KMK Bildungsstandards
Über dieses Thema
Das Thema 'Wortarten und ihre Funktionen' vertieft die Rollen von Verben, Pronomen und Präpositionen in funktionalen Kontexten. Schüler analysieren Zeitformen wie Präteritum und Perfekt: Das Präteritum eignet sich für Erzählungen, da es einen distanzierteren, literarischen Ton erzeugt, während das Perfekt lebendiger wirkt. Pronomen sorgen für Textkohärenz, indem sie Wiederholungen vermeiden und Bezüge herstellen. Präpositionen bestimmen den Kasus nachfolgender Nomen, etwa Akkusativ bei Bewegung oder Dativ bei Lage.
Im KMK-Standard 'Sprache und Sprachgebrauch untersuchen' und 'Schreiben' fördert dies ein reflexives Grammatikverständnis. Schüler lernen, grammatikalische Strukturen bewusst einzusetzen, um Texte flüssiger und präziser zu gestalten. Dies verbindet Grammatik mit Schreibkompetenz und bereitet auf komplexere Texte vor.
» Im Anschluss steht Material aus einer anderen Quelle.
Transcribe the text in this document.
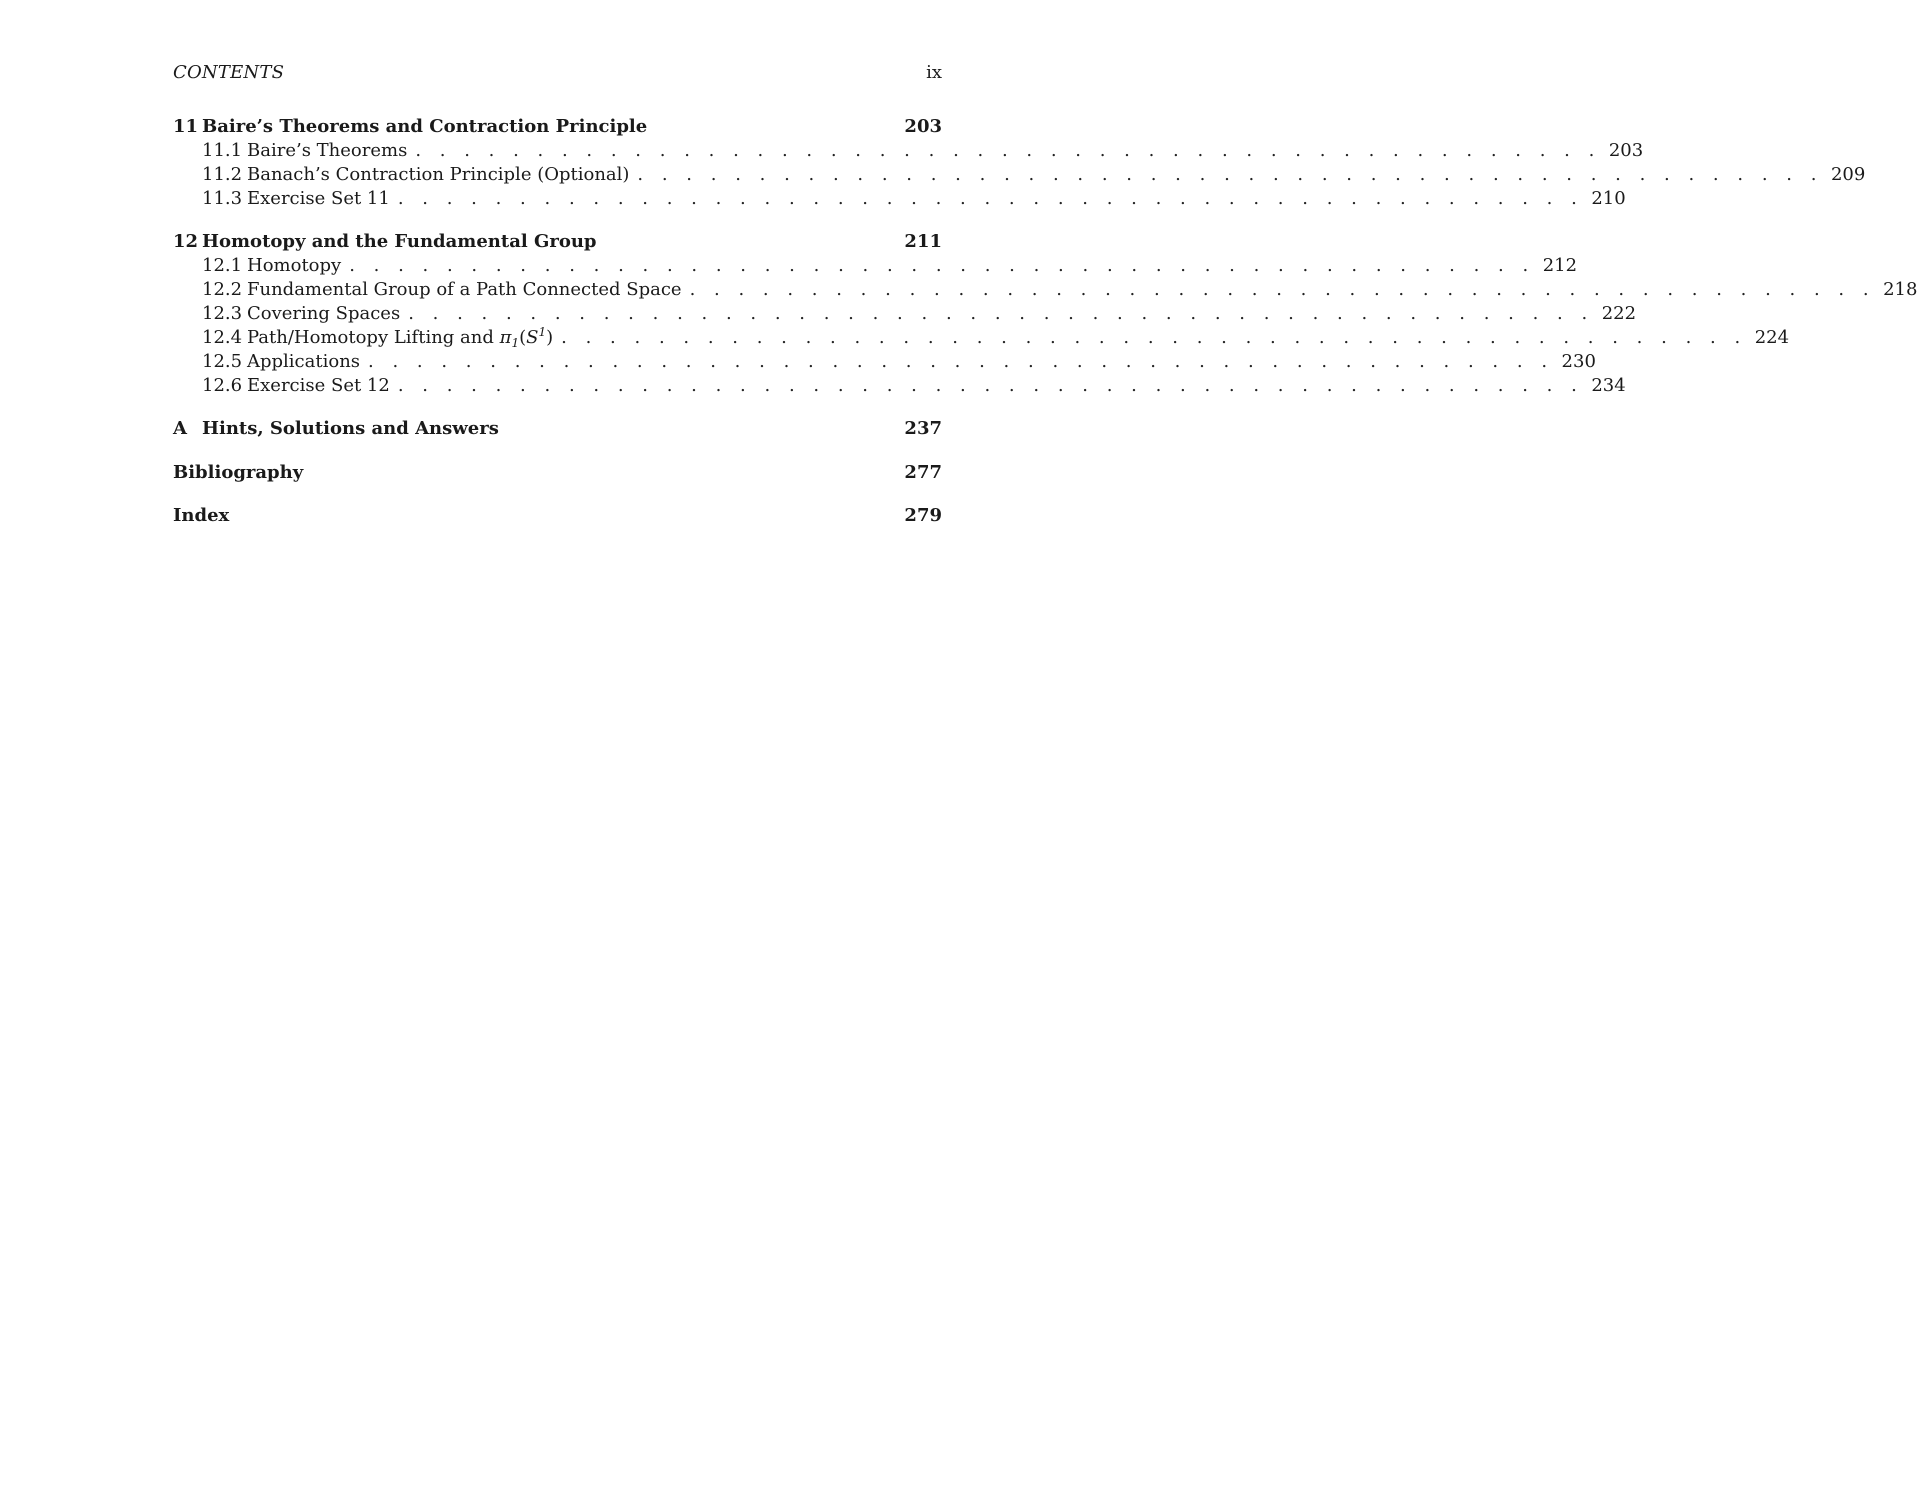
CONTENTS	ix
11 Baire’s Theorems and Contraction Principle	203
11.1 Baire’s Theorems . . . . . . . . . . . . . . . . . . . . . . . . . . . . . . . . . . . . . . . . . . . . . . . . . 203
11.2 Banach’s Contraction Principle (Optional) . . . . . . . . . . . . . . . . . . . . . . . . . . . . . . . . . . . . . . . . . . . . . . . . . 209
11.3 Exercise Set 11 . . . . . . . . . . . . . . . . . . . . . . . . . . . . . . . . . . . . . . . . . . . . . . . . . 210
12 Homotopy and the Fundamental Group	211
12.1 Homotopy . . . . . . . . . . . . . . . . . . . . . . . . . . . . . . . . . . . . . . . . . . . . . . . . . 212
12.2 Fundamental Group of a Path Connected Space . . . . . . . . . . . . . . . . . . . . . . . . . . . . . . . . . . . . . . . . . . . . . . . . . 218
12.3 Covering Spaces . . . . . . . . . . . . . . . . . . . . . . . . . . . . . . . . . . . . . . . . . . . . . . . . . 222
12.4 Path/Homotopy Lifting and $\pi_1(S^1)$ . . . . . . . . . . . . . . . . . . . . . . . . . . . . . . . . . . . . . . . . . . . . . . . . . 224
12.5 Applications . . . . . . . . . . . . . . . . . . . . . . . . . . . . . . . . . . . . . . . . . . . . . . . . . 230
12.6 Exercise Set 12 . . . . . . . . . . . . . . . . . . . . . . . . . . . . . . . . . . . . . . . . . . . . . . . . . 234
A Hints, Solutions and Answers	237
Bibliography	277
Index	279
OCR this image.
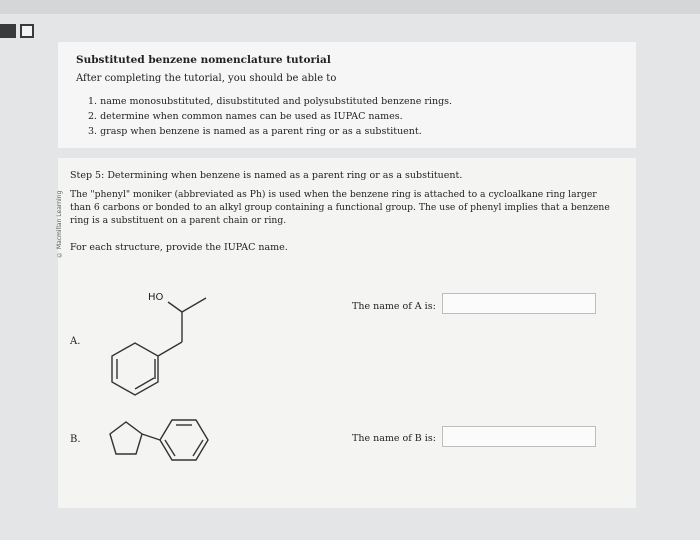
Substituted benzene nomenclature tutorial
After completing the tutorial, you should be able to
1. name monosubstituted, disubstituted and polysubstituted benzene rings.
2. determine when common names can be used as IUPAC names.
3. grasp when benzene is named as a parent ring or as a substituent.
© Macmillan Learning
Step 5: Determining when benzene is named as a parent ring or as a substituent.
The "phenyl" moniker (abbreviated as Ph) is used when the benzene ring is attached to a cycloalkane ring larger than 6 carbons or bonded to an alkyl group containing a functional group. The use of phenyl implies that a benzene ring is a substituent on a parent chain or ring.
For each structure, provide the IUPAC name.
A.
HO
The name of A is:
B.	The name of B is:
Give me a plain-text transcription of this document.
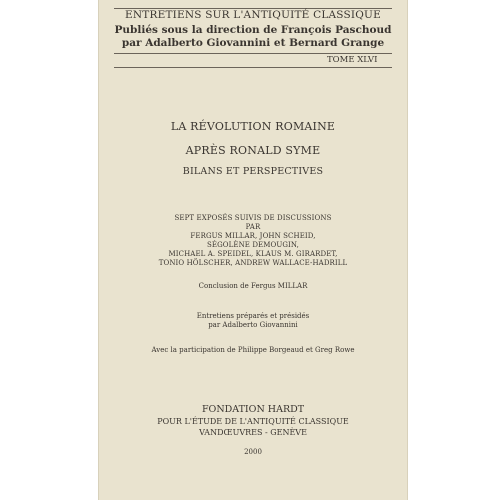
ENTRETIENS SUR L'ANTIQUITÉ CLASSIQUE
Publiés sous la direction de François Paschoud
par Adalberto Giovannini et Bernard Grange
TOME XLVI
LA RÉVOLUTION ROMAINE
APRÈS RONALD SYME
BILANS ET PERSPECTIVES
SEPT EXPOSÉS SUIVIS DE DISCUSSIONS
PAR
FERGUS MILLAR, JOHN SCHEID,
SÉGOLÈNE DEMOUGIN,
MICHAEL A. SPEIDEL, KLAUS M. GIRARDET,
TONIO HÖLSCHER, ANDREW WALLACE-HADRILL
Conclusion de Fergus MILLAR
Entretiens préparés et présidés
par Adalberto Giovannini
Avec la participation de Philippe Borgeaud et Greg Rowe
FONDATION HARDT
POUR L'ÉTUDE DE L'ANTIQUITÉ CLASSIQUE
VANDŒUVRES - GENÈVE
2000
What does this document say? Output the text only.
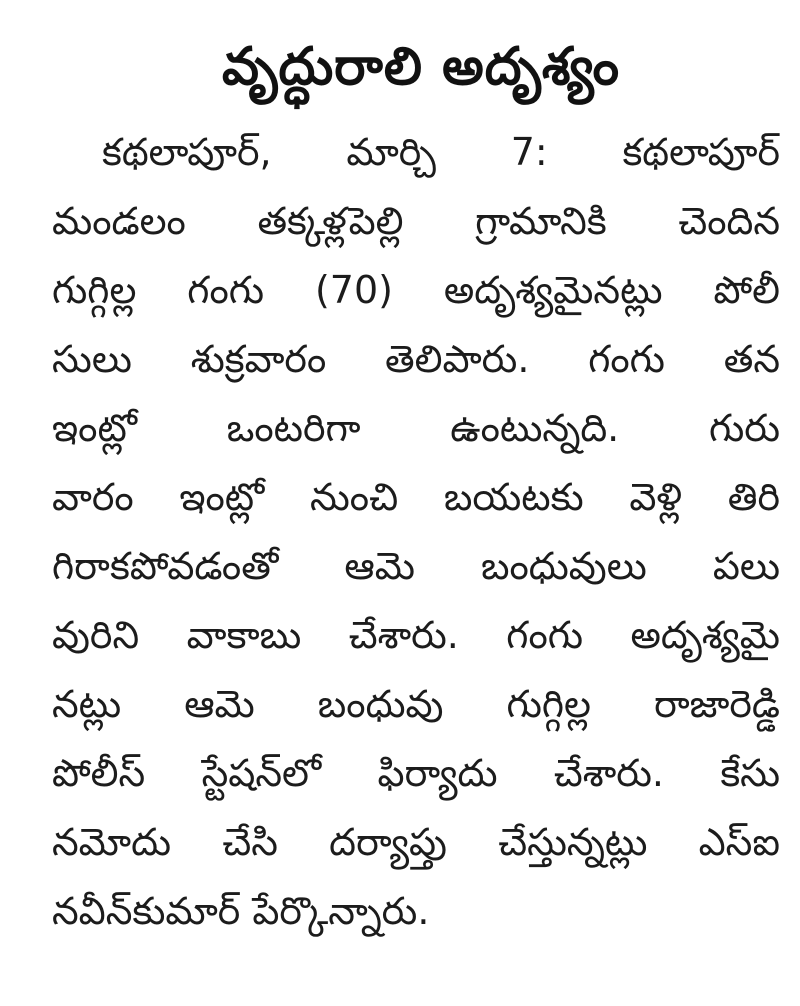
వృద్ధురాలి అదృశ్యం
కథలాపూర్, మార్చి 7: కథలాపూర్
మండలం తక్కళ్లపెల్లి గ్రామానికి చెందిన
గుగ్గిల్ల గంగు (70) అదృశ్యమైనట్లు పోలీ
సులు శుక్రవారం తెలిపారు. గంగు తన
ఇంట్లో ఒంటరిగా ఉంటున్నది. గురు
వారం ఇంట్లో నుంచి బయటకు వెళ్లి తిరి
గిరాకపోవడంతో ఆమె బంధువులు పలు
వురిని వాకాబు చేశారు. గంగు అదృశ్యమై
నట్లు ఆమె బంధువు గుగ్గిల్ల రాజారెడ్డి
పోలీస్ స్టేషన్‌లో ఫిర్యాదు చేశారు. కేసు
నమోదు చేసి దర్యాప్తు చేస్తున్నట్లు ఎస్ఐ
నవీన్‌కుమార్ పేర్కొన్నారు.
Aktives Lernen eignet sich hervorragend, weil abstrakte Regeln durch kollaborative Übungen und spielerische Anwendungen konkret werden. Wenn Schüler Sätze umbauen oder Geschichten gemeinsam erweitern, internalisieren sie Funktionen intuitiv und entdecken Muster selbstständig.
Lernziele
- Vergleichen Sie die stilistischen Unterschiede zwischen Präteritum und Perfekt in kurzen erzählenden Texten.
- Analysieren Sie die Funktion von Pronomen zur Herstellung von Kohärenz in einem gegebenen Textabschnitt.
- Erklären Sie die grammatikalische Regel, nach der Präpositionen den Kasus des folgenden Nomens bestimmen.
- Identifizieren Sie die Wortart von ausgewählten Wörtern in einem Satz und begründen Sie ihre Funktion.
- Konstruieren Sie Sätze, die gezielt Präteritum oder Perfekt verwenden, um unterschiedliche Erzählperspektiven zu simulieren.
Bevor es losgeht
Warum: Ein grundlegendes Verständnis der Hauptwortarten ist notwendig, um ihre spezifischen Funktionen und die Beziehungen zwischen ihnen zu erfassen.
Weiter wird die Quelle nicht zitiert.